Pemerintah telah menunda pelaksanaan larangan ekspor tembaga menjadi Juni 2024 dari Juni 2023. Namun, larangan ekspor bijih bauksit tetap berlaku sesuai jadwal, yakni Juni 2023.
Keputusan penundaan tersebut menimbulkan ketidakpastian hukum. Pasalnya, menurut Undang-Undang (UU) No. 3 Tahun 2020 tentang Mineral dan Batubara (Minerba) Pasal 170A, produsen dapat menjual bahan baku seperti bauksit dan tembaga dalam jumlah tertentu paling lama tiga tahun sejak aturan tersebut diberlakukan. Ini berarti ekspor harus berhenti pada Juni 2023.

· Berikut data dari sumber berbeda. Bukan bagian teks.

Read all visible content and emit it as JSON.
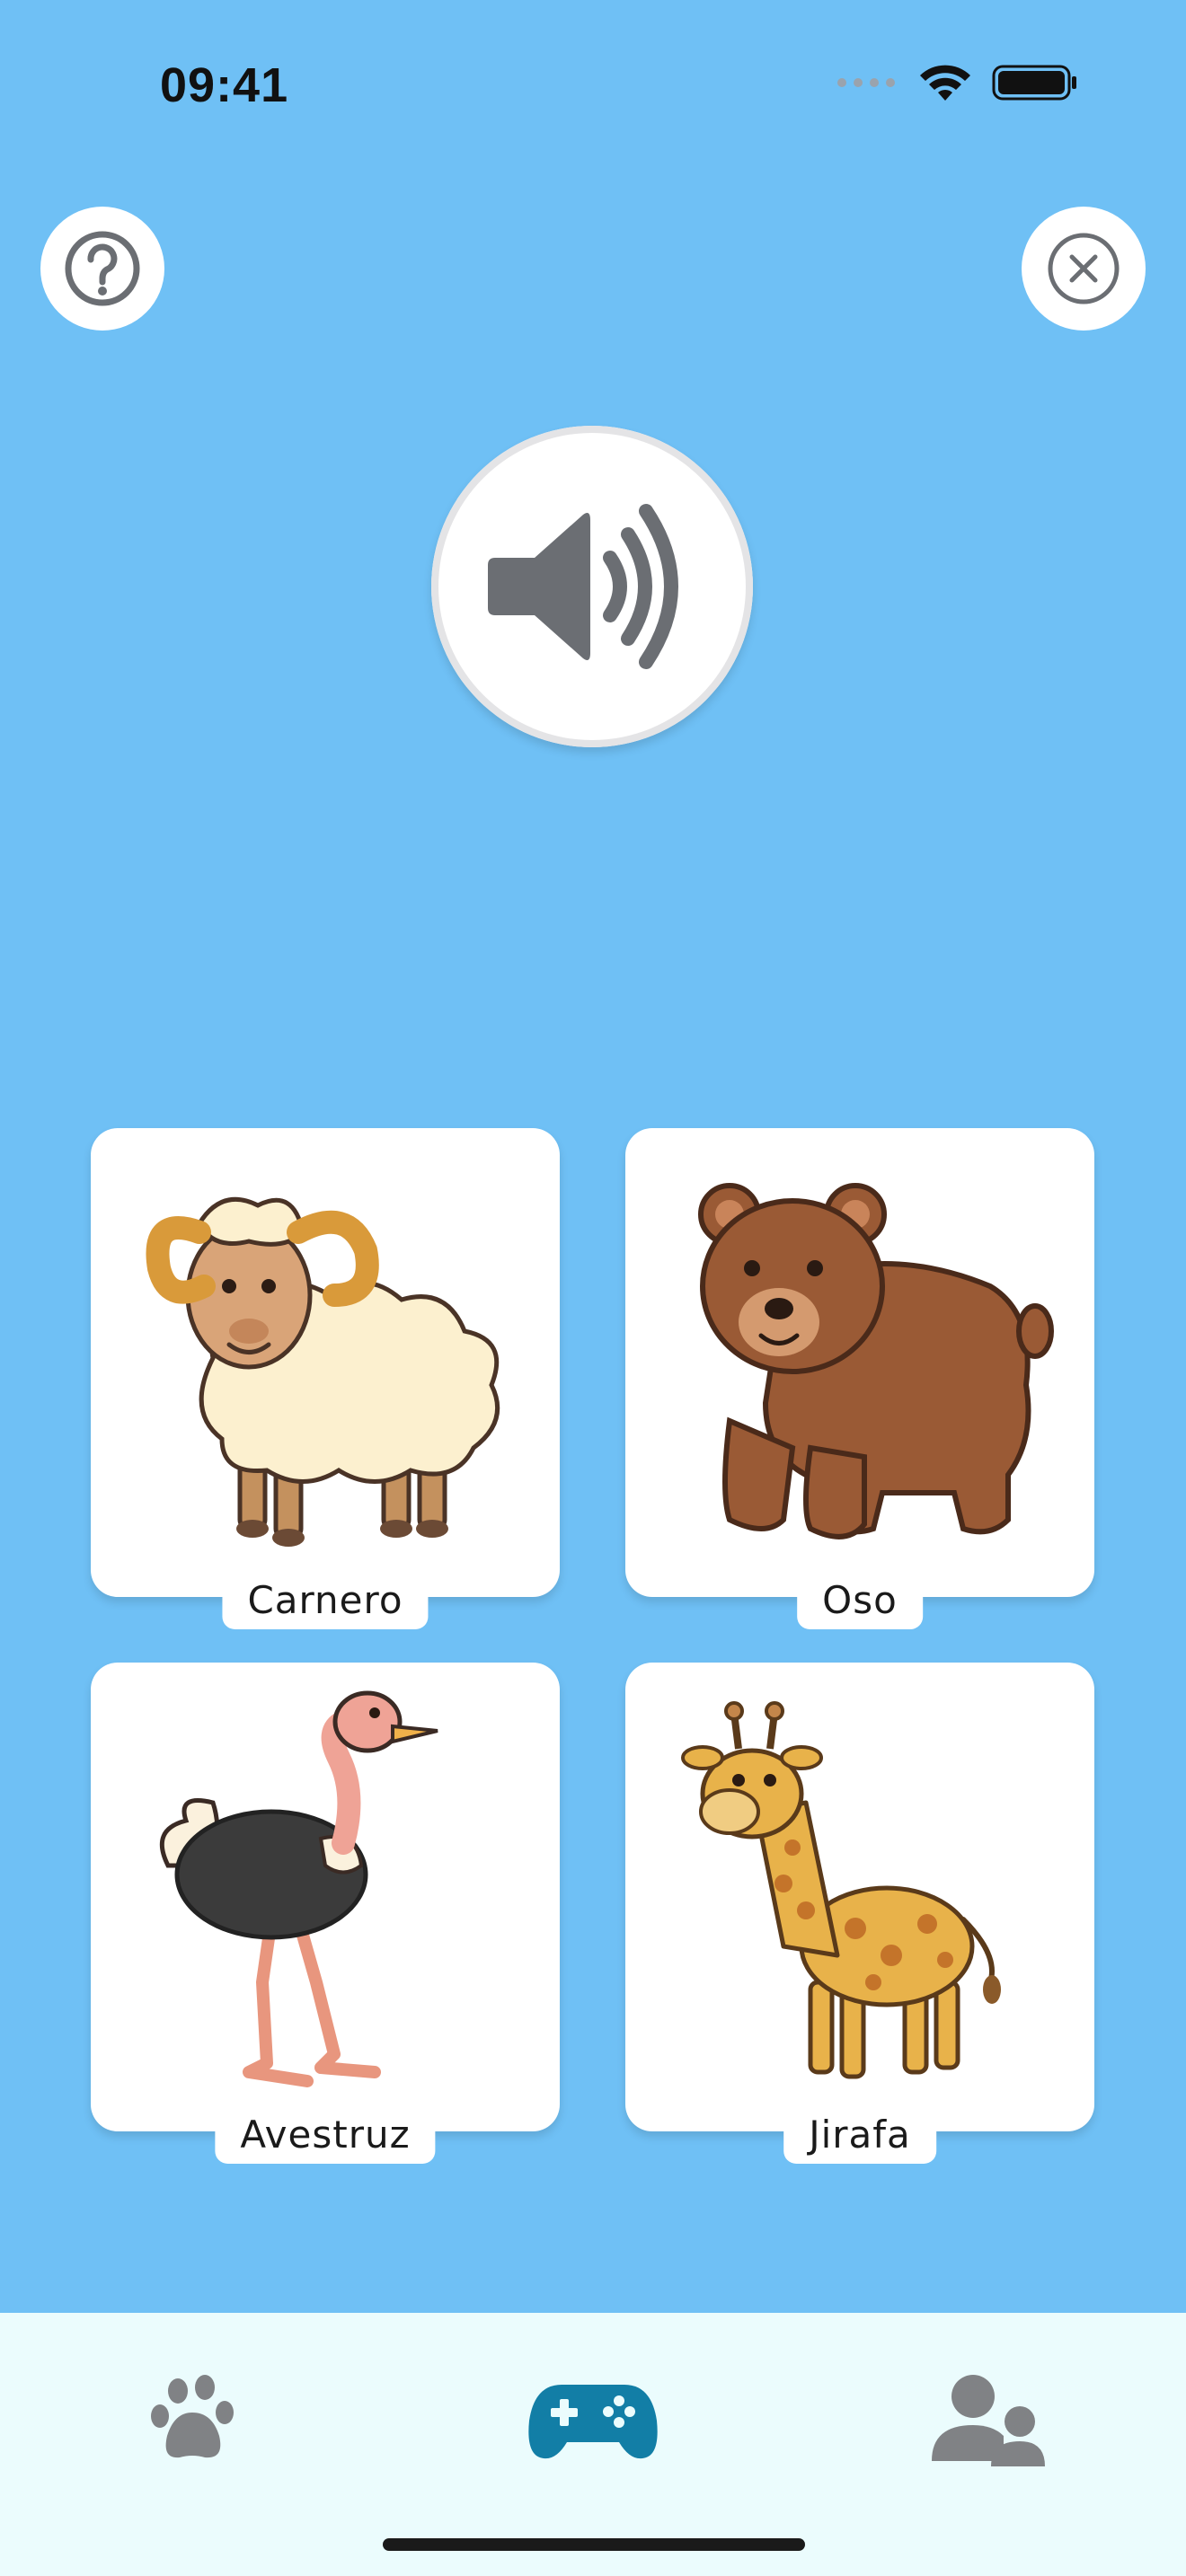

Menteri Energi dan Sumber Daya Mineral (SDM) Arifin Tasrif mengatakan penundaan larangan ekspor tembaga itu terkait dengan tertundanya pembangunan fasilitas pemurnian (smelter). Saat ini pihaknya sedang menyiapkan peraturan menteri untuk memfasilitasi ekspor tanpa merevisi UU Minerba.
“Kita lihat saja kalau larangan ekspor ini berlaku Juni 2023, maka PT Freeport Indonesia (akan) terkena dampaknya. Sedangkan Freeport (dikuasai) oleh Indonesia dengan pangsa 51%,” kata Arifin di Jakarta Pusat pada 28 April 2023.
Progres pembangunan fasilitas pemurnian Freeport atau PTFI di Kabupaten Gresik, Jawa Timur misalnya baru mencapai 54,5% per Januari 2023. Fasilitas senilai Rp42 triliun ini direncanakan mengolah 1,7 juta ton konsentrat tembaga setiap tahun.
Menurut Direktur Utama PTFI Tony Wenas, fasilitas kilang yang berada di kawasan industri Java Integrated Industrial and Port Estate (JIIPE) ini diharapkan mulai beroperasi pada Mei 2024. Target operasional ini terlambat sekitar lima bulan dari perkiraan.
Namun, keterlambatan juga terjadi dalam pembangunan fasilitas pemurnian bijih bauksit. Dari delapan fasilitas yang diharapkan masuk pada 2023, progres pembangunan seluruh fasilitas masih kurang dari 60% hingga awal 2023.